Siccome lo scopo primario è arrivare in zona rifinitura la squadra deve creare e trovare gli spazi con passaggi continui e corti per aprire  e tentare ad esempio di favorire il passaggio filtrante con palla aperta o dopo uno scarto . 

Certamente ci sono tanti modi di sviluppare l’azione, in modo verticale o con un attacco diretto se possible ma se ciò ci venisse negato possiamo manovrare l’azione per avere uno sviluppo esterno facendo ruotare  catene di sinistra o di destra oppure creando densità di avversari su un lato per poi effettuare un cambio gioco.

Se la squadra avversaria effettua un gioco con pressione moderata anche la nostra squadra dovrà tentare una conquista moderata del campo con passaggi continui e lenti . Se invece la squadra avversaria gioca con una pressione forte o in pressing i giocatori dovranno tentare di uscire in verticale, alzando tutta la squadra velocemente e mantenendo corta la distanza tra i vari reparti.

Questo tipo  di gioco rispetto al calcio tradizionale porta i difensori a creare e fruttare la superiorità numerica, condurre palla nella zona di centrocampo permettendo ai propri centrocampisti di alzarsi alle spalle di quelli avversari giocando così in soprareparto. 

Contrariamente alla “costruzione lunga” che inizia con il portiere pronto a calciare il pallone in una zona di campo mediamente pericolosa nella quale si andrà a creare densità per la riconquista della seconda palla, la “costruzione dal basso” è più manovrata e dà la possibilità di divenire imprevedibili.

Ecco tre esercizi su alcune tipologie di manovra da attuare a centrocampo per conquistare lo spazio di rifinitura.

In questo esercizio l’attaccante dopo aver ricevuto palla effettua un passaggio in fascia favorendo la sovrapposizione del giocatore numero 8.

Nel secondo esercizio nella parte centrale del campo l’attaccante 9 riceve palla dal giocatore 3 e scarica su 6 che gioca sul taglio dell’attaccante 11.

L’attaccante riceve dal 4, scarica su 5 che passa in fascia per l’inserimento ello stesso giocatore 4.

Allenare la costruzione della fase offensiva

In questi ultimi anni si visto come le squadre di Guardiola o di Klopp tendano a portare uomini liberi tra le linee avversarie creando così superiorità numerica dietro ad ogni linea avversaria.

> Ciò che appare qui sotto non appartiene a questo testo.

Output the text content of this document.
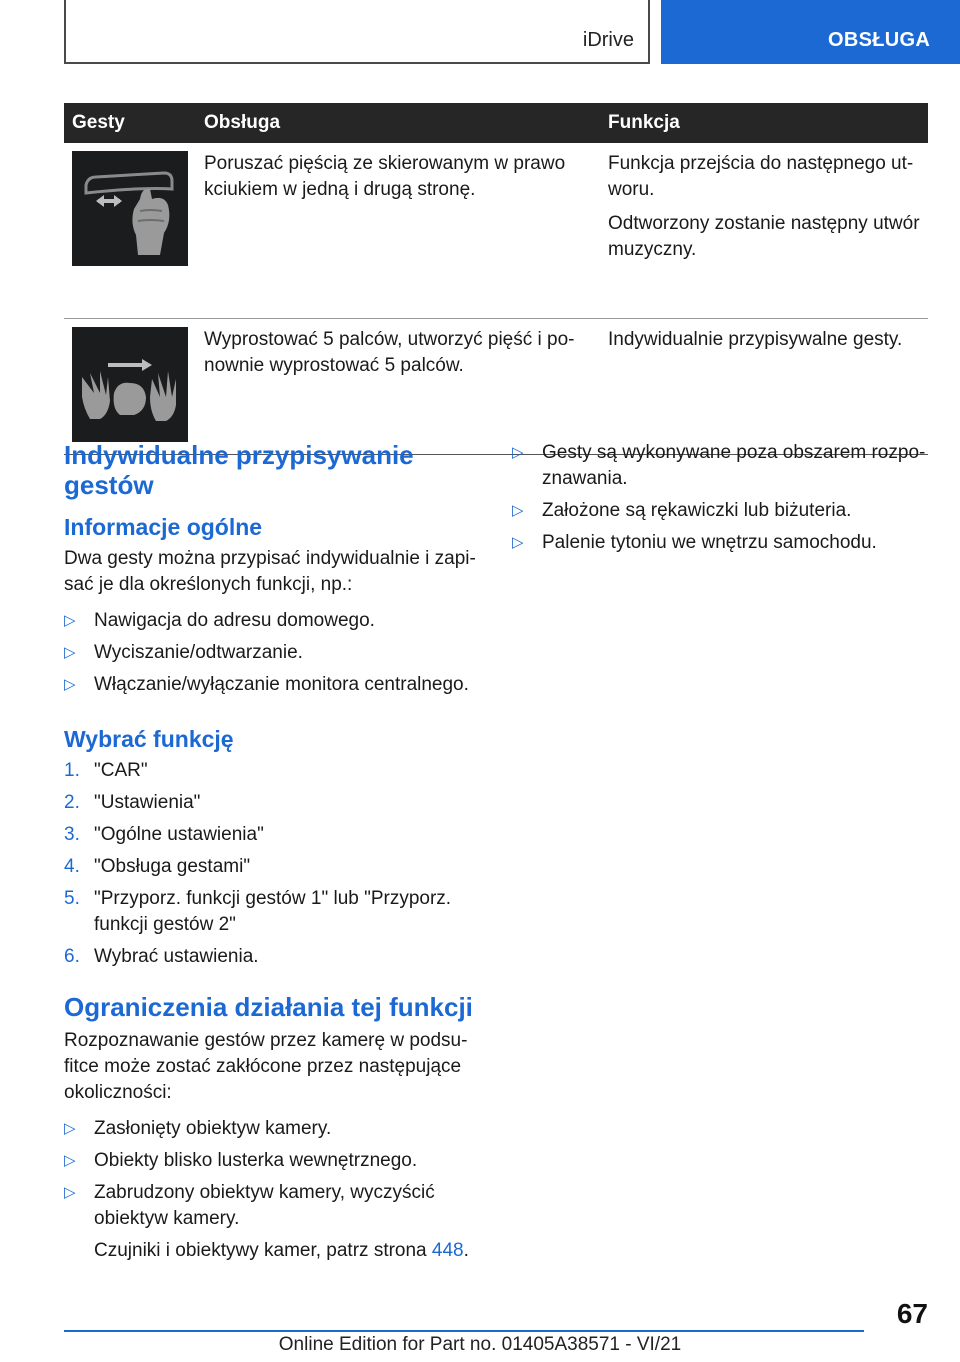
iDrive	OBSŁUGA
Gesty	Obsługa	Funkcja

Poruszać pięścią ze skierowanym w prawo kciukiem w jedną i drugą stronę.	Funkcja przejścia do następnego utworu.

Odtworzony zostanie następny utwór muzyczny.

Wyprostować 5 palców, utworzyć pięść i ponownie wyprostować 5 palców.	Indywidualnie przypisywalne gesty.

Indywidualne przypisywanie gestów
Informacje ogólne

Dwa gesty można przypisać indywidualnie i zapisać je dla określonych funkcji, np.:

▷ Nawigacja do adresu domowego.
▷ Wyciszanie/odtwarzanie.
▷ Włączanie/wyłączanie monitora centralnego.
Wybrać funkcję
1. "CAR"
2. "Ustawienia"
3. "Ogólne ustawienia"
4. "Obsługa gestami"
5. "Przyporz. funkcji gestów 1" lub "Przyporz. funkcji gestów 2"
6. Wybrać ustawienia.
Ograniczenia działania tej funkcji

Rozpoznawanie gestów przez kamerę w podsufitce może zostać zakłócone przez następujące okoliczności:

▷ Zasłonięty obiektyw kamery.
▷ Obiekty blisko lusterka wewnętrznego.
▷ Zabrudzony obiektyw kamery, wyczyścić obiektyw kamery.

Czujniki i obiektywy kamer, patrz strona 448.

▷ Gesty są wykonywane poza obszarem rozpoznawania.
▷ Założone są rękawiczki lub biżuteria.
▷ Palenie tytoniu we wnętrzu samochodu.
67
Online Edition for Part no. 01405A38571 - VI/21
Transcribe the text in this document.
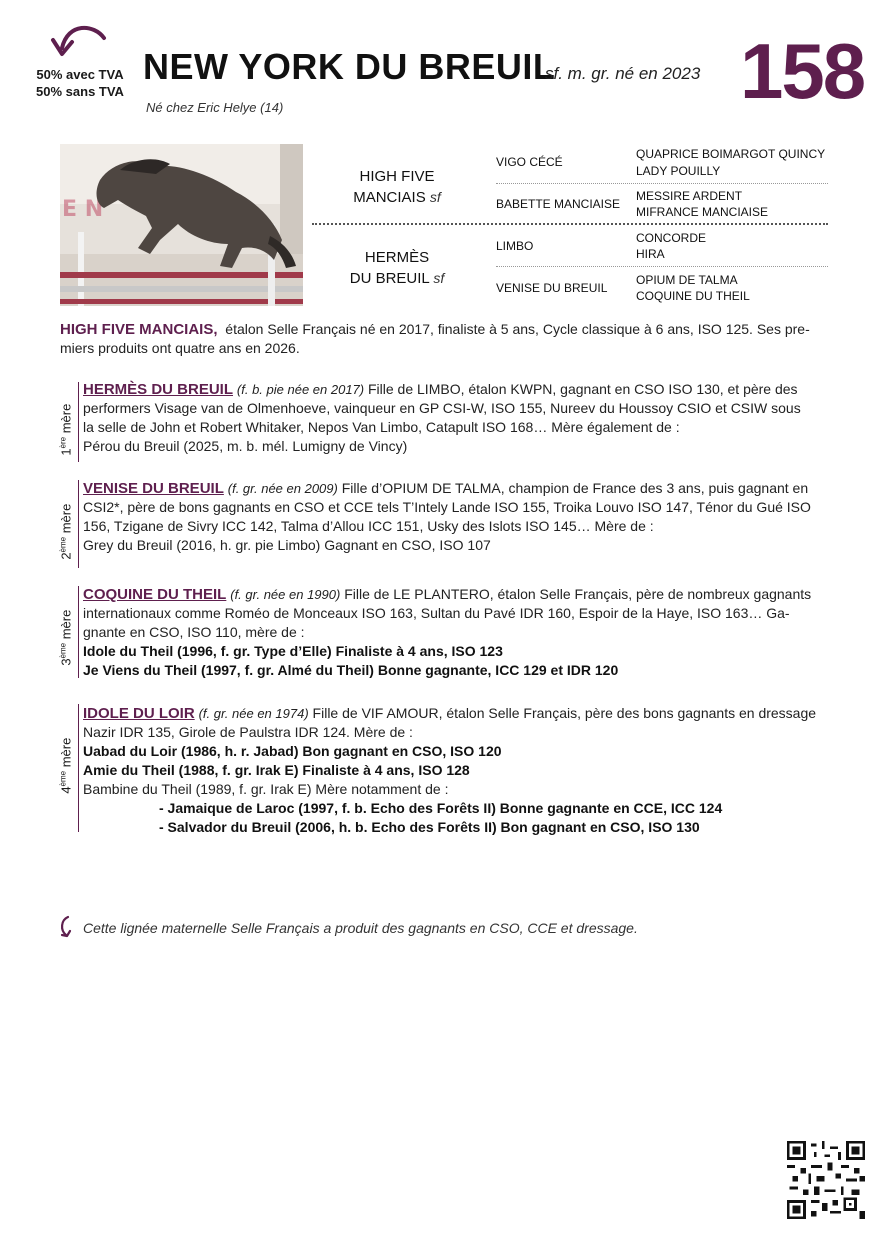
50% avec TVA
50% sans TVA
NEW YORK DU BREUIL
sf. m. gr. né en 2023 158
Né chez Eric Helye (14)
E N
HIGH FIVE
MANCIAIS sf
HERMÈS
DU BREUIL sf
VIGO CÉCÉ
BABETTE MANCIAISE
LIMBO
VENISE DU BREUIL
QUAPRICE BOIMARGOT QUINCY
LADY POUILLY
MESSIRE ARDENT
MIFRANCE MANCIAISE
CONCORDE
HIRA
OPIUM DE TALMA
COQUINE DU THEIL
HIGH FIVE MANCIAIS, étalon Selle Français né en 2017, finaliste à 5 ans, Cycle classique à 6 ans, ISO 125. Ses pre-
miers produits ont quatre ans en 2026.
1ère mère
HERMÈS DU BREUIL (f. b. pie née en 2017) Fille de LIMBO, étalon KWPN, gagnant en CSO ISO 130, et père des
performers Visage van de Olmenhoeve, vainqueur en GP CSI-W, ISO 155, Nureev du Houssoy CSIO et CSIW sous
la selle de John et Robert Whitaker, Nepos Van Limbo, Catapult ISO 168… Mère également de :
Pérou du Breuil (2025, m. b. mél. Lumigny de Vincy)
2ème mère
VENISE DU BREUIL (f. gr. née en 2009) Fille d’OPIUM DE TALMA, champion de France des 3 ans, puis gagnant en
CSI2*, père de bons gagnants en CSO et CCE tels T’Intely Lande ISO 155, Troika Louvo ISO 147, Ténor du Gué ISO
156, Tzigane de Sivry ICC 142, Talma d’Allou ICC 151, Usky des Islots ISO 145… Mère de :
Grey du Breuil (2016, h. gr. pie Limbo) Gagnant en CSO, ISO 107
3ème mère
COQUINE DU THEIL (f. gr. née en 1990) Fille de LE PLANTERO, étalon Selle Français, père de nombreux gagnants
internationaux comme Roméo de Monceaux ISO 163, Sultan du Pavé IDR 160, Espoir de la Haye, ISO 163… Ga-
gnante en CSO, ISO 110, mère de :
Idole du Theil (1996, f. gr. Type d’Elle) Finaliste à 4 ans, ISO 123
Je Viens du Theil (1997, f. gr. Almé du Theil) Bonne gagnante, ICC 129 et IDR 120
4ème mère
IDOLE DU LOIR (f. gr. née en 1974) Fille de VIF AMOUR, étalon Selle Français, père des bons gagnants en dressage
Nazir IDR 135, Girole de Paulstra IDR 124. Mère de :
Uabad du Loir (1986, h. r. Jabad) Bon gagnant en CSO, ISO 120
Amie du Theil (1988, f. gr. Irak E) Finaliste à 4 ans, ISO 128
Bambine du Theil (1989, f. gr. Irak E) Mère notamment de :
- Jamaique de Laroc (1997, f. b. Echo des Forêts II) Bonne gagnante en CCE, ICC 124
- Salvador du Breuil (2006, h. b. Echo des Forêts II) Bon gagnant en CSO, ISO 130
Cette lignée maternelle Selle Français a produit des gagnants en CSO, CCE et dressage.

Partire da dietro, costruire dal basso coinvolgendo tutti i giocatori e tenere la palla il più possibile (anche se questo ultimo aspetto  non è essenziale) sta alla base di questo gioco che prende il nome di gioco di posizione..

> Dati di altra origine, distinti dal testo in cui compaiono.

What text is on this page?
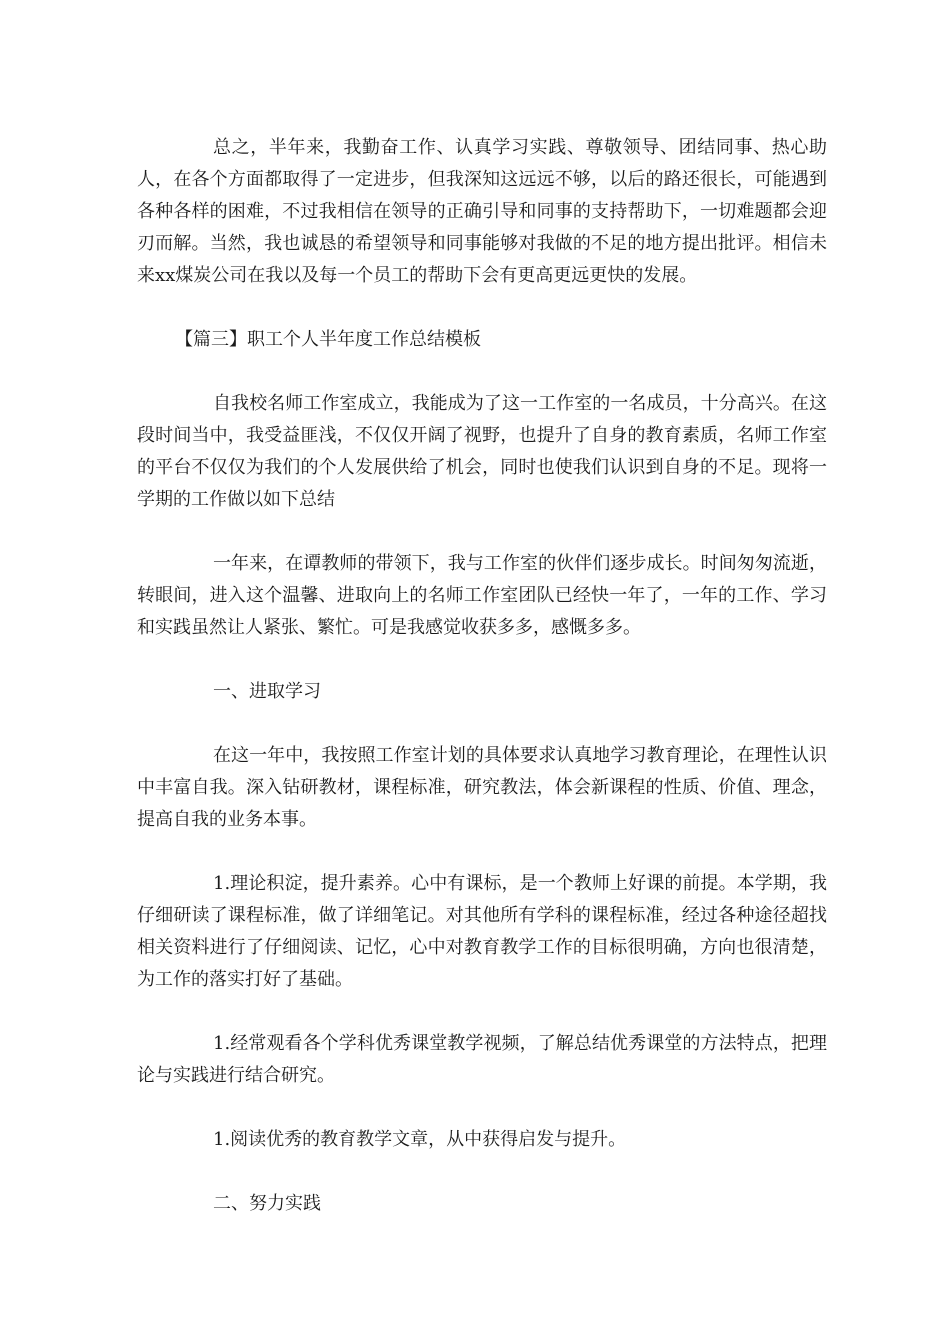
总之，半年来，我勤奋工作、认真学习实践、尊敬领导、团结同事、热心助人，在各个方面都取得了一定进步，但我深知这远远不够，以后的路还很长，可能遇到各种各样的困难，不过我相信在领导的正确引导和同事的支持帮助下，一切难题都会迎刃而解。当然，我也诚恳的希望领导和同事能够对我做的不足的地方提出批评。相信未来xx煤炭公司在我以及每一个员工的帮助下会有更高更远更快的发展。

【篇三】职工个人半年度工作总结模板

自我校名师工作室成立，我能成为了这一工作室的一名成员，十分高兴。在这段时间当中，我受益匪浅，不仅仅开阔了视野，也提升了自身的教育素质，名师工作室的平台不仅仅为我们的个人发展供给了机会，同时也使我们认识到自身的不足。现将一学期的工作做以如下总结

一年来，在谭教师的带领下，我与工作室的伙伴们逐步成长。时间匆匆流逝，转眼间，进入这个温馨、进取向上的名师工作室团队已经快一年了，一年的工作、学习和实践虽然让人紧张、繁忙。可是我感觉收获多多，感慨多多。

一、进取学习

在这一年中，我按照工作室计划的具体要求认真地学习教育理论，在理性认识中丰富自我。深入钻研教材，课程标准，研究教法，体会新课程的性质、价值、理念，提高自我的业务本事。

1.理论积淀，提升素养。心中有课标，是一个教师上好课的前提。本学期，我仔细研读了课程标准，做了详细笔记。对其他所有学科的课程标准，经过各种途径超找相关资料进行了仔细阅读、记忆，心中对教育教学工作的目标很明确，方向也很清楚，为工作的落实打好了基础。

1.经常观看各个学科优秀课堂教学视频，了解总结优秀课堂的方法特点，把理论与实践进行结合研究。

1.阅读优秀的教育教学文章，从中获得启发与提升。

二、努力实践
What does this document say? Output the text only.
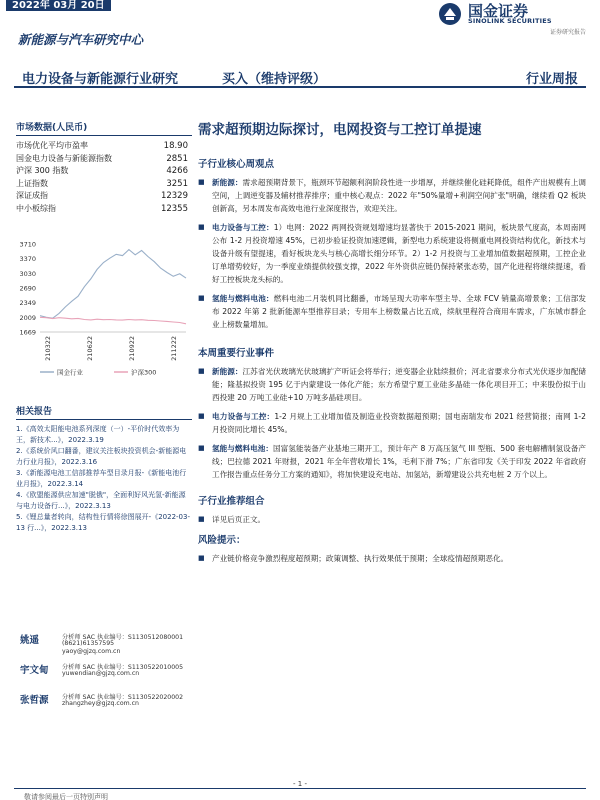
2022年 03月 20日	国金证券
SINOLINK SECURITIES
证券研究报告
新能源与汽车研究中心
电力设备与新能源行业研究	买入（维持评级）	行业周报
市场数据(人民币)
市场优化平均市盈率	18.90
国金电力设备与新能源指数	2851
沪深 300 指数	4266
上证指数	3251
深证成指	12329
中小板综指	12355
3710
3370
3030
2690
2349
2009
1669
210322	210622	210922	211222
国金行业	沪深300
相关报告
1.《高效太阳能电池系列深度（一）-平价时代效率为王，新技术...》，2022.3.19
2.《系统价风口翻番，建议关注板块投资机会-新能源电力行业月报》，2022.3.16
3.《新能源电池工信部推荐车型目录月报-《新能电池行业月报》，2022.3.14
4.《欧盟能源供应加速"脱俄"，全面利好风光氢-新能源与电力设备行...》，2022.3.13
5.《锂总量者转向，结构性行情将徐图展开-《2022-03-13 行...》，2022.3.13
姚遥	分析师 SAC 执业编号：S1130512080001
(8621)61357595
yaoy@gjzq.com.cn
宇文甸 分析师 SAC 执业编号：S1130522010005
yuwendian@gjzq.com.cn
张哲源 分析师 SAC 执业编号：S1130522020002
zhangzhey@gjzq.com.cn
需求超预期边际探讨，电网投资与工控订单提速
子行业核心周观点
■ 新能源：需求超预期背景下，瓶颈环节超额利润阶段性进一步增厚，并继续催化硅耗降低，组件产出规模有上调空间，上调逆变器及辅材推荐排序；重中核心观点：2022 年"50%量增+利润空间扩张"明确，继续看 Q2 板块创新高，另本周发布高效电池行业深度报告，欢迎关注。
■ 电力设备与工控：1）电网：2022 两网投资规划增速均显著快于 2015-2021 期间，板块景气度高，本周南网公布 1-2 月投资增速 45%，已初步验证投资加速逻辑，新型电力系统建设将侧重电网投资结构优化，新技术与设备升级有望提速，看好板块龙头与核心高增长细分环节。2）1-2 月投资与工业增加值数据超预期，工控企业订单增势较好，为一季度业绩提供较强支撑，2022 年外资供应链仍保持紧张态势，国产化进程将继续提速，看好工控板块龙头标的。
■ 氢能与燃料电池：燃料电池二月装机同比翻番，市场呈现大功率车型主导、全球 FCV 销量高增景象；工信部发布 2022 年第 2 批新能源车型推荐目录；专用车上榜数量占比五成，续航里程符合商用车需求，广东城市群企业上榜数量增加。
本周重要行业事件
■ 新能源：江苏省光伏玻璃光伏玻璃扩产听证会将举行；逆变器企业陆续报价；河北省要求分布式光伏逐步加配储能；隆基拟投资 195 亿于内蒙建设一体化产能；东方希望宁夏工业硅多晶硅一体化项目开工；中来股份拟于山西投建 20 万吨工业硅+10 万吨多晶硅项目。
■ 电力设备与工控：1-2 月规上工业增加值及制造业投资数据超预期；国电南瑞发布 2021 经营简报；南网 1-2 月投资同比增长 45%。
■ 氢能与燃料电池：国富氢能装备产业基地三期开工，预计年产 8 万高压氢气 III 型瓶、500 套电解槽制氢设备产线；巴拉德 2021 年财报，2021 年全年营收增长 1%，毛利下滑 7%；广东省印发《关于印发 2022 年省政府工作报告重点任务分工方案的通知》，将加快建设充电站、加氢站，新增建设公共充电桩 2 万个以上。
子行业推荐组合
■ 详见后页正文。
风险提示：
■ 产业链价格竞争激烈程度超预期；政策调整、执行效果低于预期；全球疫情超预期恶化。
- 1 -
敬请参阅最后一页特别声明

Il gioco di posizione è una novità importante . In questo tipo di gioco, sembra una banalità ma non è così; non è il giocatore che va verso la palla ma i l contrario.

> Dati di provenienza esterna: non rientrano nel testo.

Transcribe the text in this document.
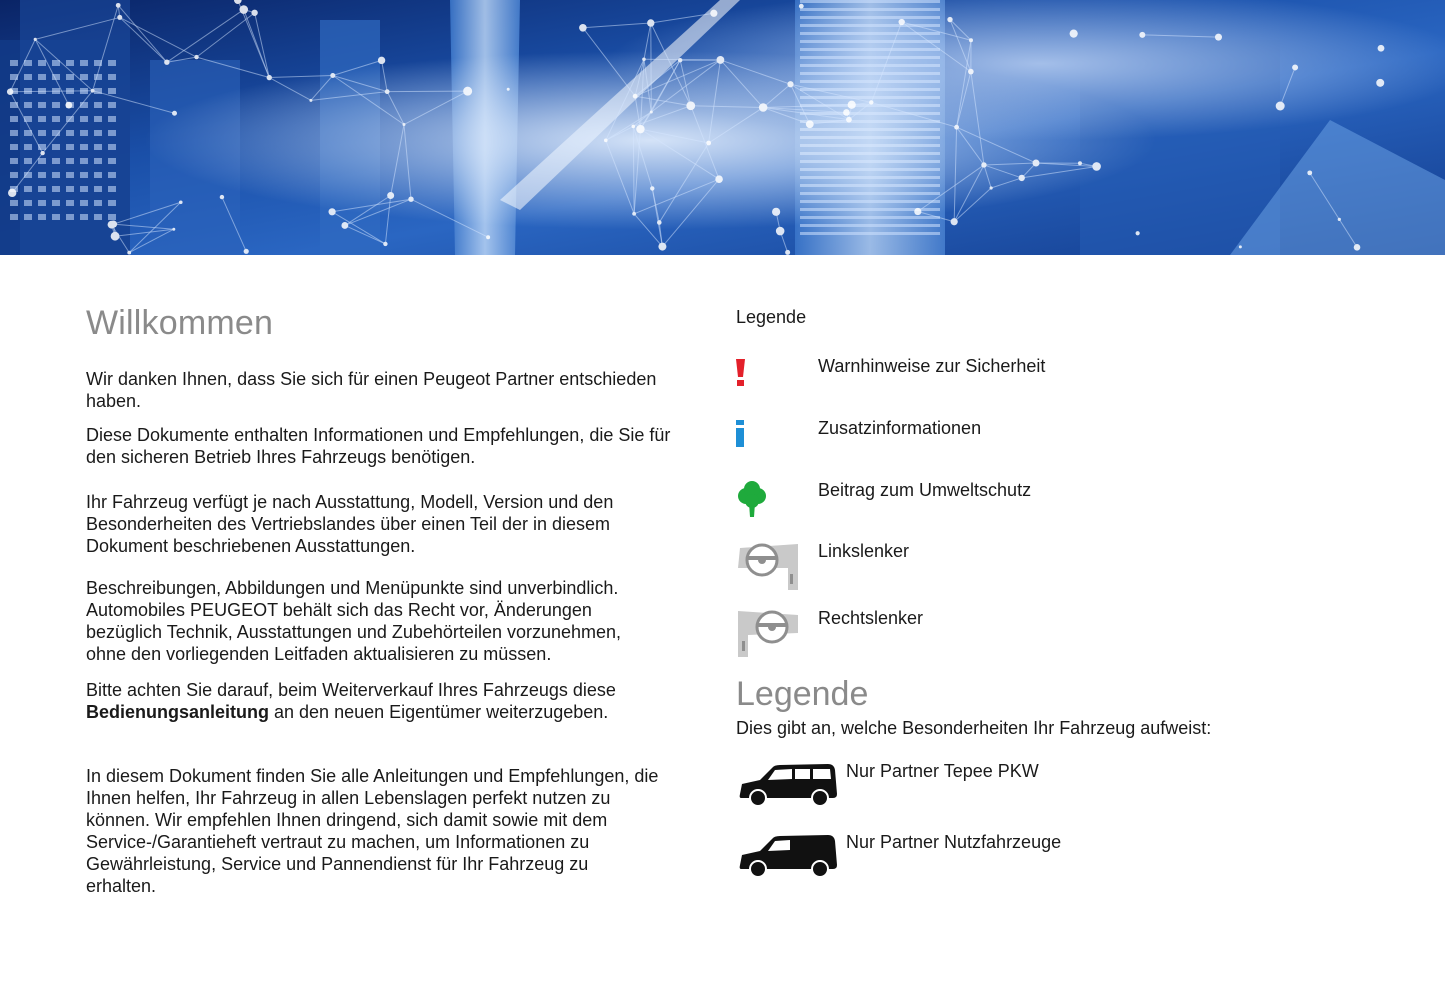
Willkommen

Wir danken Ihnen, dass Sie sich für einen Peugeot Partner entschieden haben.

Diese Dokumente enthalten Informationen und Empfehlungen, die Sie für den sicheren Betrieb Ihres Fahrzeugs benötigen.

Ihr Fahrzeug verfügt je nach Ausstattung, Modell, Version und den Besonderheiten des Vertriebslandes über einen Teil der in diesem Dokument beschriebenen Ausstattungen.

Beschreibungen, Abbildungen und Menüpunkte sind unverbindlich. Automobiles PEUGEOT behält sich das Recht vor, Änderungen bezüglich Technik, Ausstattungen und Zubehörteilen vorzunehmen, ohne den vorliegenden Leitfaden aktualisieren zu müssen.

Bitte achten Sie darauf, beim Weiterverkauf Ihres Fahrzeugs diese Bedienungsanleitung an den neuen Eigentümer weiterzugeben.

In diesem Dokument finden Sie alle Anleitungen und Empfehlungen, die Ihnen helfen, Ihr Fahrzeug in allen Lebenslagen perfekt nutzen zu können. Wir empfehlen Ihnen dringend, sich damit sowie mit dem Service-/Garantieheft vertraut zu machen, um Informationen zu Gewährleistung, Service und Pannendienst für Ihr Fahrzeug zu erhalten.

Legende
Warnhinweise zur Sicherheit
Zusatzinformationen
Beitrag zum Umweltschutz
Linkslenker
Rechtslenker
Legende
Dies gibt an, welche Besonderheiten Ihr Fahrzeug aufweist:
Nur Partner Tepee PKW
Nur Partner Nutzfahrzeuge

La palla deve circolare arrivando alle posizioni che i giocatori occupano in base allo sviluppo del gioco che si vuole ottenere.

La scuola di Coverciano per i settori giovanili in questi ultimi anni propone soprattutto questo tipo di gioco. Costruzione dal basso per sviluppare un gioco propositivo dove lo smarcamento, il passaggio, e il rendersi utile sono azioni da svolgersi per arrivare a costruire una fase offensiva efficace e continua.

Ad esempio cercare il giocatore tra le linee, creare gioco su una fascia per cambiare gioco sull’altra sono alcune situazioni reali e concrete di gioco che vengono studiate per disorientare l’avversario . Per ottenere questo i giocatori devono conoscere le varie possibilità di gioco in modo da essere rapidi ad interpretare in campo i vari movimenti ed agire di conseguenza.

Per chi ha scelto di allenare il settore giovanile è una bella sfida. 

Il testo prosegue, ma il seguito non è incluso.